The postponement of cultural activities and events has had a direct impact on my income; in Senegal, no employment means no salary. The head of cinematography here accompanied by some directors, pleaded our case to the Minister of Culture, to release an emergency fund in the face of this extraordinary situation. To this day, we are still waiting for a substantive response from our authorities.
Apart from the concrete problems, the other issue is the psychological and emotional impact of the pandemic. How to manage uncertainty? It is true that as freelancers in the art world, we are used to fragile work environment. But now with the pandemic, we have additional uncertainties. With the closure of many borders, roads and airports, the world suddenly stopped being connected, stopped being one big "global village". With one certainty: we did not know how long this closure, this withdrawal into ourselves, would last. And this is hard for me, as a "nomad and explorer of the world."
Emotionally, I have experienced the last few weeks as an attack on one of my fundamental rights – my freedom. My freedom to move around, to have my own schedule and to dispose of my life as I deem fit. Here in Senegal, we haven't had total confinement but rather a state of emergency with a curfew from 7pm to 8am. All hotels, restaurants, bars, cultural places, goods markets, schools, places of worship had to be closed as well for an unknown period.

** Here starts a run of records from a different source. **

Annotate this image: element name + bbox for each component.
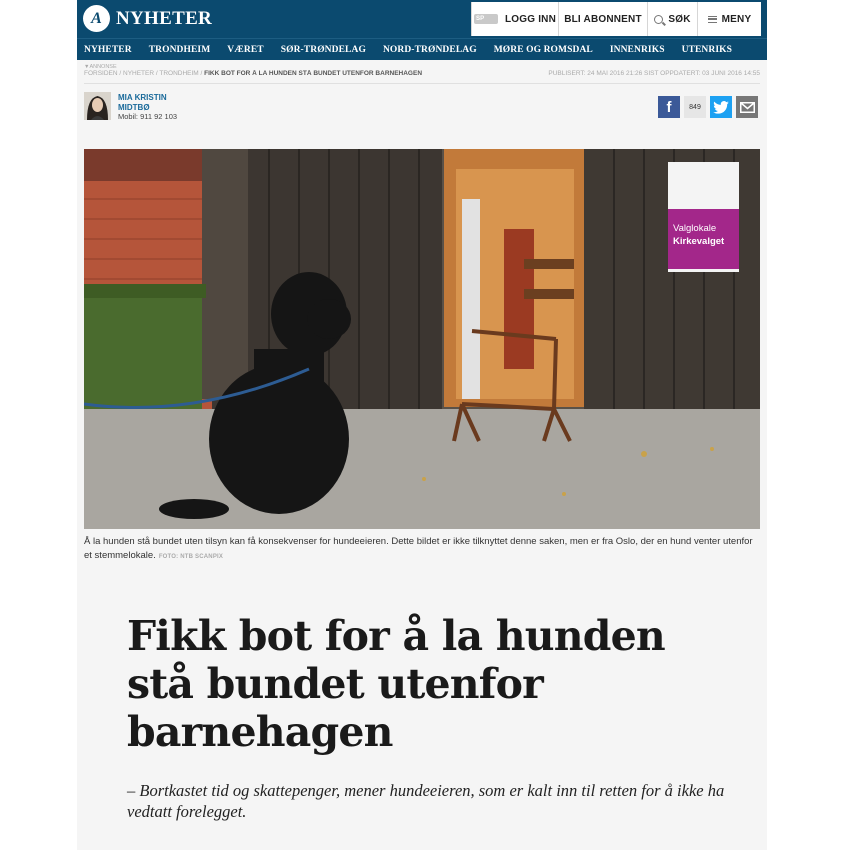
ad-label: ▼ANNONSE bbox=[84, 64, 117, 70]
article-headline: Fikk bot for å la hunden stå bundet utenfor barnehagen bbox=[127, 612, 665, 756]
subscribe-label: BLI ABONNENT bbox=[564, 13, 642, 25]
subscribe-button[interactable] bbox=[558, 2, 647, 36]
menu-label: MENY bbox=[721, 13, 752, 25]
author-last-name: MIDTBØ bbox=[118, 102, 150, 112]
author-avatar[interactable] bbox=[84, 92, 111, 120]
published-date: PUBLISERT: 24 MAI 2016 21:26 SIST OPPDATERT: 03 JUNI 2016 14:55 bbox=[548, 70, 760, 77]
header-actions bbox=[471, 2, 761, 36]
breadcrumb-current: FIKK BOT FOR Å LA HUNDEN STÅ BUNDET UTENFOR BARNEHAGEN bbox=[204, 70, 423, 77]
site-logo[interactable] bbox=[83, 5, 212, 32]
author-byline bbox=[118, 93, 188, 122]
sign-line-2: Kirkevalget bbox=[673, 236, 725, 247]
search-icon bbox=[654, 15, 663, 24]
nav-item-sor-trondelag[interactable]: SØR-TRØNDELAG bbox=[280, 44, 366, 55]
login-label: LOGG INN bbox=[504, 13, 557, 25]
breadcrumb-path[interactable]: FORSIDEN / NYHETER / TRONDHEIM / bbox=[84, 70, 203, 77]
adressa-logo-icon: A bbox=[83, 5, 110, 32]
nav-item-utenriks[interactable]: UTENRIKS bbox=[681, 44, 733, 55]
nav-item-trondheim[interactable]: TRONDHEIM bbox=[148, 44, 211, 55]
section-nav bbox=[77, 38, 767, 60]
author-phone: Mobil: 911 92 103 bbox=[118, 112, 178, 121]
share-buttons bbox=[654, 96, 758, 118]
site-name: NYHETER bbox=[116, 7, 213, 29]
top-header bbox=[77, 0, 767, 38]
caption-text: Å la hunden stå bundet uten tilsyn kan få konsekvenser for hundeeieren. Dette bildet er ikke tilknyttet denne saken, men er fra Oslo, der en hund venter utenfor et stemmelokale. bbox=[84, 536, 753, 561]
search-label: SØK bbox=[668, 13, 691, 25]
menu-button[interactable] bbox=[697, 2, 761, 36]
divider bbox=[84, 83, 760, 84]
breadcrumb-row bbox=[84, 70, 760, 80]
login-button[interactable] bbox=[471, 2, 558, 36]
nav-item-innenriks[interactable]: INNENRIKS bbox=[609, 44, 665, 55]
author-name[interactable] bbox=[118, 93, 188, 112]
share-count: 849 bbox=[684, 96, 706, 118]
facebook-icon[interactable]: f bbox=[658, 96, 680, 118]
mail-icon[interactable] bbox=[736, 96, 758, 118]
page bbox=[77, 0, 767, 850]
twitter-icon[interactable] bbox=[710, 96, 732, 118]
nav-item-nyheter[interactable]: NYHETER bbox=[84, 44, 132, 55]
photo-caption bbox=[84, 535, 760, 564]
photo-credit: FOTO: NTB SCANPIX bbox=[158, 553, 224, 560]
nav-item-more-og-romsdal[interactable]: MØRE OG ROMSDAL bbox=[493, 44, 593, 55]
sp-badge: SP bbox=[474, 14, 498, 24]
nav-item-nord-trondelag[interactable]: NORD-TRØNDELAG bbox=[382, 44, 477, 55]
nav-item-vaeret[interactable]: VÆRET bbox=[227, 44, 264, 55]
breadcrumb bbox=[84, 70, 422, 77]
dog-photo-illustration bbox=[84, 149, 760, 529]
article-photo[interactable] bbox=[84, 149, 760, 529]
article-lead: – Bortkastet tid og skattepenger, mener hundeeieren, som er kalt inn til retten for å ikke ha vedtatt forelegget. bbox=[127, 781, 725, 821]
hamburger-icon bbox=[708, 16, 717, 23]
author-first-name: MIA KRISTIN bbox=[118, 93, 167, 102]
search-button[interactable] bbox=[647, 2, 697, 36]
sign-line-1: Valglokale bbox=[673, 223, 717, 234]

Those who dared to go out during the curfew were beaten by the police and or put in jail. Suddenly moving at certain hours became criminal. And those political powers that are supposed to guarantee my rights regarding my freedom became the same ones that in the name of my "good health" imprisoned me in space and schedule that I did not choose. This made me think a lot about prison conditions. For my part, I share Angela Davis' vision on this subject entirely. I am against the very existence of prisons. I much prefer public interest work, rather than imprisonment. The debate on systematic incarceration must also be one of our priorities in the post-COVID-19 world.
The management of the crisis has also explicitly demonstrated that, in the face of death, some lives are more valuable than others. Especially when one considers malaria, the viral disease that kills an average of half a million people every year, mainly in the global south. Yet for decades, no vaccine has been created. No borders have been closed. Nor has the global economy stopped. While for COVID-19, yes. Yes, suddenly for a few hundred thousand deaths in the West, the whole world came to a standstill; with urgency for the pharmaceutical companies to find the vaccine. In this, I experienced a great injustice.

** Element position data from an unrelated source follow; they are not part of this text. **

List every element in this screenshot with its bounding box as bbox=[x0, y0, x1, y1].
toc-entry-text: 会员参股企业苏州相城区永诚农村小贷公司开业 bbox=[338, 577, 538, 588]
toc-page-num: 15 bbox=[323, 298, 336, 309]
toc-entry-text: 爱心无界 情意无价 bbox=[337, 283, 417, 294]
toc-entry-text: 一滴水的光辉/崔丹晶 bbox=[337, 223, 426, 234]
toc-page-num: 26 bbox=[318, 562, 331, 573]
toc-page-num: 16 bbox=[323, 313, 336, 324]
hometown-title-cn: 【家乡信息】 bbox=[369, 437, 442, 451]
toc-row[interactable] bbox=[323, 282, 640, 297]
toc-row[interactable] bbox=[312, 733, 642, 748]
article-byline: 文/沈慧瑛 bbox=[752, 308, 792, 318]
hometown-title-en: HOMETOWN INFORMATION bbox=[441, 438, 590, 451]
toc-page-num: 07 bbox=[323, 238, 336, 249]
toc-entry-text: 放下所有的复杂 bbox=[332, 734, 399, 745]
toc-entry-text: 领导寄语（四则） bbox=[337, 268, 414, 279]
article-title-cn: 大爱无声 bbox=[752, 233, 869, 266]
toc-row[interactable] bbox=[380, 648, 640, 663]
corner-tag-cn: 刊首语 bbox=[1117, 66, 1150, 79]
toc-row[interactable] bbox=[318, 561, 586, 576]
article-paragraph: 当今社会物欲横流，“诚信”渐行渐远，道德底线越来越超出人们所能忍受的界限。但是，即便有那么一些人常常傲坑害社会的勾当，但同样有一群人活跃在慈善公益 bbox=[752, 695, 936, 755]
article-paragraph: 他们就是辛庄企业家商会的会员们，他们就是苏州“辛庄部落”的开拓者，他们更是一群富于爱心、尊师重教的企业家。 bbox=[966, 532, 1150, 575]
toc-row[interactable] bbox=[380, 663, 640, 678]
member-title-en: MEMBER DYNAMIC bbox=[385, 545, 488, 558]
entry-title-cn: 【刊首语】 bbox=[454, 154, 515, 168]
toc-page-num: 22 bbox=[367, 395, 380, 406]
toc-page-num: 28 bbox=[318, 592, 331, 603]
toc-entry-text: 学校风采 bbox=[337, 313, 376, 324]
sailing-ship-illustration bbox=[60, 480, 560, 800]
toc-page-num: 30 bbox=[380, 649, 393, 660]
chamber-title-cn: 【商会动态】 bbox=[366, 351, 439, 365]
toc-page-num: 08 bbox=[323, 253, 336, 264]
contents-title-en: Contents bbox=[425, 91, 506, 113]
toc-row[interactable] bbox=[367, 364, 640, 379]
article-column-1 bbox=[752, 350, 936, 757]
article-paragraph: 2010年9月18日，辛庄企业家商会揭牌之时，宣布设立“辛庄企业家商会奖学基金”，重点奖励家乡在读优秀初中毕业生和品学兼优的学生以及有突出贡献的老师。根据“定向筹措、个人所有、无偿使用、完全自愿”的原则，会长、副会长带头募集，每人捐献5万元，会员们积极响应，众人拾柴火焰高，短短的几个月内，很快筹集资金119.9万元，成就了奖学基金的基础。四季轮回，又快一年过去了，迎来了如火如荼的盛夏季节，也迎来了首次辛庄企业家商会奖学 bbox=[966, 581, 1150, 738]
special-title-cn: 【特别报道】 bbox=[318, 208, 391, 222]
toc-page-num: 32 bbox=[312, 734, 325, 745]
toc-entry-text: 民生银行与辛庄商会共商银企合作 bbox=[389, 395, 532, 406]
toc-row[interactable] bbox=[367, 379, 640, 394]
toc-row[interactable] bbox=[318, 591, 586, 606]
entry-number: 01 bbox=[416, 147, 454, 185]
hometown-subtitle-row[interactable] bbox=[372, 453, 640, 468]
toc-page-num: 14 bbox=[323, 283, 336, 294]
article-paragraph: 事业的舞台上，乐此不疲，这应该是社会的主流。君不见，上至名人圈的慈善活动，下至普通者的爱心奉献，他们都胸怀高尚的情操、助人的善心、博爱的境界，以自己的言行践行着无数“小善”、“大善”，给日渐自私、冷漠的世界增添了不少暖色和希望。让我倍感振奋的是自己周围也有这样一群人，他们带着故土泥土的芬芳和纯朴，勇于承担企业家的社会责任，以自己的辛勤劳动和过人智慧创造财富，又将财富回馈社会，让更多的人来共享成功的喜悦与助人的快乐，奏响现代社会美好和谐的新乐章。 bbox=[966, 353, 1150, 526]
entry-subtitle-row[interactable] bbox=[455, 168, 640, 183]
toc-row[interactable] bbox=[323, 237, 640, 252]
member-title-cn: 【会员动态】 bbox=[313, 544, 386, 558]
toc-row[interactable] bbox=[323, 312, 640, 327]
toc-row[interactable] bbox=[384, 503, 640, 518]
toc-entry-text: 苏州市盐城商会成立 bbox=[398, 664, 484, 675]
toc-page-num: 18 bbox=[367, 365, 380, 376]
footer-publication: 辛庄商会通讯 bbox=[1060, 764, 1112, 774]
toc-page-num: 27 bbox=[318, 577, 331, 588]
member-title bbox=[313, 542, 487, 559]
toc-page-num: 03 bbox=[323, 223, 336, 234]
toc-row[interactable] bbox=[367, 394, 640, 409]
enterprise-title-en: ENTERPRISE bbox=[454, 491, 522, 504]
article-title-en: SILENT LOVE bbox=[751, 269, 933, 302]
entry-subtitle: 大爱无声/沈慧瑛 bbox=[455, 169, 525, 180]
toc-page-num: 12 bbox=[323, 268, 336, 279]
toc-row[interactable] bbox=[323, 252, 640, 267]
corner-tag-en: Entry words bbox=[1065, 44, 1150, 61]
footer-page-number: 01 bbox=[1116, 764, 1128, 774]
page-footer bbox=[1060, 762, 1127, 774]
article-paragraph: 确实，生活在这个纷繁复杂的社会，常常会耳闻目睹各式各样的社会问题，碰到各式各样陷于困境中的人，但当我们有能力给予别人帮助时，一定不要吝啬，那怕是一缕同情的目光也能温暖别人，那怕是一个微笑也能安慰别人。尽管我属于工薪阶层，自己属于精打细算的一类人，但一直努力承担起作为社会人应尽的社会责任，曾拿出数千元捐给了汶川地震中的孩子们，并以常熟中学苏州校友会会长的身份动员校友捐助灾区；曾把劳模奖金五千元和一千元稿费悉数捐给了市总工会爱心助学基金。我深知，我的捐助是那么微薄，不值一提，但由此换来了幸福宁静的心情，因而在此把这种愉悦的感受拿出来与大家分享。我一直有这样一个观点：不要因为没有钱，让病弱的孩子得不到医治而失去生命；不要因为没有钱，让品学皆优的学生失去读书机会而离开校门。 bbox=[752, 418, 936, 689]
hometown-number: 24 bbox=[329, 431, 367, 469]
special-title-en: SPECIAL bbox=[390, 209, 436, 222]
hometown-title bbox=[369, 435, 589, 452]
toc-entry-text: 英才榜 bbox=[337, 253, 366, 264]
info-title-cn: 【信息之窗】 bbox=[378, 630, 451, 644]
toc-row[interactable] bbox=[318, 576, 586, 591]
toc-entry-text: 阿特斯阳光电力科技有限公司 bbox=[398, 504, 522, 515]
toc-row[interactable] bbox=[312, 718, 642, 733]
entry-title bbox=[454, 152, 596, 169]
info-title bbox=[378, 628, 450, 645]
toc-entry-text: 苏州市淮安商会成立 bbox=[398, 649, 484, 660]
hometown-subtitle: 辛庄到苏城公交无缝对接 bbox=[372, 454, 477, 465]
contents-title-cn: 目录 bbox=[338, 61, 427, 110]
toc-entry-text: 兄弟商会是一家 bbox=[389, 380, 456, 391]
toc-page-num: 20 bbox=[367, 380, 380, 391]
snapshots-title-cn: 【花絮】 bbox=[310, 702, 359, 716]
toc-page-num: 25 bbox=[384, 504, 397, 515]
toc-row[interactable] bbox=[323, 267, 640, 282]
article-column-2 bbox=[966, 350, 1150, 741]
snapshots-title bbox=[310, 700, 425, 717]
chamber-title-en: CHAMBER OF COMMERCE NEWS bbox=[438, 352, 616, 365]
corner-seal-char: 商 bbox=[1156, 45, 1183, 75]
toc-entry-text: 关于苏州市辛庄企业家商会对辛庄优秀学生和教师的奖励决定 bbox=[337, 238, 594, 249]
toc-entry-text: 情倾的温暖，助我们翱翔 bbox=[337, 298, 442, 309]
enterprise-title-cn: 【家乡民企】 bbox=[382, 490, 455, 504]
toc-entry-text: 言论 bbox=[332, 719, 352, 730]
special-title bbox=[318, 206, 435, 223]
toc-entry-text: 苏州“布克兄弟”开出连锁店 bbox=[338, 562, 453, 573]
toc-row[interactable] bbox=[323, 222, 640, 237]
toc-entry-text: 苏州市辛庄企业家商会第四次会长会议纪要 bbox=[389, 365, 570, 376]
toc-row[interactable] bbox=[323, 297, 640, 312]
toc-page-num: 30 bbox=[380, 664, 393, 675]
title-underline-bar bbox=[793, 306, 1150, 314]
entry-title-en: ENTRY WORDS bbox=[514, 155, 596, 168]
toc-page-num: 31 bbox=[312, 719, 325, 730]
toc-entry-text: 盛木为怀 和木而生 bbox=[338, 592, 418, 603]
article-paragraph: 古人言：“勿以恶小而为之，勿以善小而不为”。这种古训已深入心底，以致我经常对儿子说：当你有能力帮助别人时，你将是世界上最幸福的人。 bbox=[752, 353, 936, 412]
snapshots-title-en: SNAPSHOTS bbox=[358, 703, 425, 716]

And as long as some lives are more valuable than others, we cannot envisage a better world post COVID-19. But I have hope when I see what is happening with the #BlackLivesMatter movements around the world. I am hopeful when I see that the younger generations are ready to fight for more equity in the world and the environment is no longer the fifth wheel.

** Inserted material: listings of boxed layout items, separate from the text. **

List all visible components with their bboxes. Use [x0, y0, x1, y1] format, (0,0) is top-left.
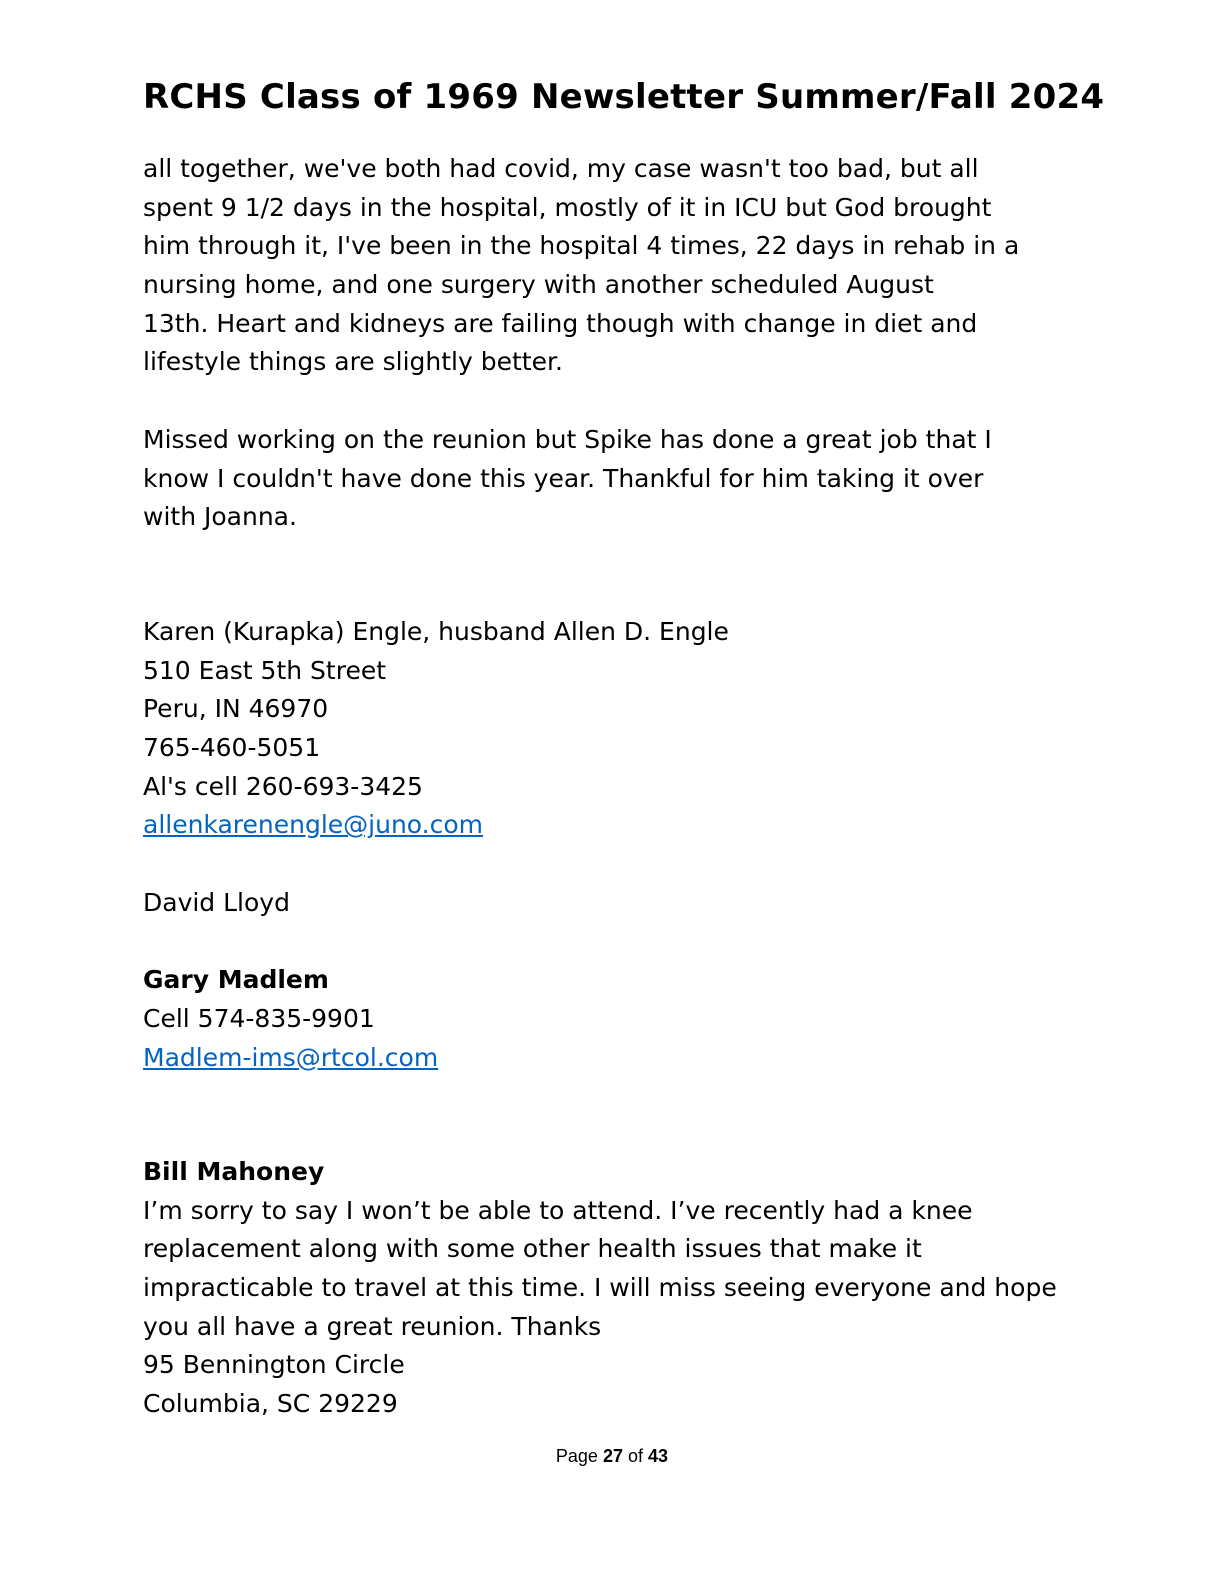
- page-of: of: [628, 1446, 644, 1466]
- entry-line: know I couldn't have done this year. Thankful for him taking it over: [143, 463, 984, 493]
- entry-line: spent 9 1/2 days in the hospital, mostly of it in ICU but God brought: [143, 192, 992, 222]
- contact-name: Bill Mahoney: [143, 1157, 325, 1186]
- street-address: 510 East 5th Street: [143, 655, 387, 685]
- entry-line: impracticable to travel at this time. I will miss seeing everyone and hope: [143, 1273, 1057, 1303]
- street-address: 95 Bennington Circle: [143, 1350, 405, 1380]
- page-title: RCHS Class of 1969 Newsletter Summer/Fall 2024: [143, 77, 1105, 117]
- entry-line: lifestyle things are slightly better.: [143, 347, 563, 377]
- contact-name: Gary Madlem: [143, 965, 329, 995]
- email-link[interactable]: Madlem-ims@rtcol.com: [143, 1042, 439, 1072]
- entry-line: I’m sorry to say I won’t be able to attend. I’ve recently had a knee: [143, 1195, 973, 1225]
- entry-line: Missed working on the reunion but Spike has done a great job that I: [143, 424, 992, 454]
- cell-number: Al's cell 260-693-3425: [143, 771, 423, 801]
- page-label: Page: [555, 1446, 598, 1466]
- contact-name: Karen (Kurapka) Engle, husband Allen D. Engle: [143, 617, 729, 646]
- email-link[interactable]: allenkarenengle@juno.com: [143, 810, 484, 840]
- entry-line: replacement along with some other health issues that make it: [143, 1234, 922, 1264]
- entry-line: him through it, I've been in the hospital 4 times, 22 days in rehab in a: [143, 231, 1020, 261]
- entry-line: 13th. Heart and kidneys are failing though with change in diet and: [143, 308, 978, 338]
- contact-name: David Lloyd: [143, 887, 290, 917]
- continued-entry: [143, 150, 1019, 537]
- mahoney-entry: [143, 1153, 1057, 1424]
- city-state-zip: Columbia, SC 29229: [143, 1389, 398, 1419]
- cell-number: Cell 574-835-9901: [143, 1003, 375, 1033]
- total-pages: 43: [648, 1446, 669, 1466]
- entry-line: nursing home, and one surgery with another scheduled August: [143, 270, 934, 300]
- current-page: 27: [602, 1446, 623, 1466]
- entry-line: you all have a great reunion. Thanks: [143, 1311, 602, 1341]
- entry-line: with Joanna.: [143, 502, 297, 532]
- page-footer: [0, 1446, 1224, 1467]
- entry-line: all together, we've both had covid, my case wasn't too bad, but all: [143, 154, 979, 183]
- engle-entry: [143, 613, 729, 1077]
- phone-number: 765-460-5051: [143, 733, 321, 763]
- city-state-zip: Peru, IN 46970: [143, 694, 329, 724]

I hope that the debate on the end of white patriarchal supremacist capitalism will conclude along with the virus. And that together we can think of other economic alternatives: anti-globalisation and against this dogma of financial growth at any cost. We need to discuss the failures of our modern democracies so that they can become truly participatory instead of continuing in the name of some tiny financial elite, mostly white, old, male; without any vision for our shared humanity.
Yes, I expect a lot from this post-COVID world, where culture has finally shown its inescapable importance. None of us could have survived this imposed confinement without books, movies, music, etc. None of us could have survived without cultural nourishment, and that is what makes us resilient, our humanity.
Rama Thiaw is a Mauritian-Senegalese writer, director and produce. After a Master's degree in International Economics at the Sorbonne University, she chose a career in cinema and graduated at the University of Paris 8. The Revolution Won't Be Televised (2016) is her second documentary feature premiered at Berlinale winning the Fipresci Critics Prize and was part of WOMEX 16. Thiaw also organised the first edition of Sabbar Artistiques (2019), an international women's festival around questions of feminism and African identity.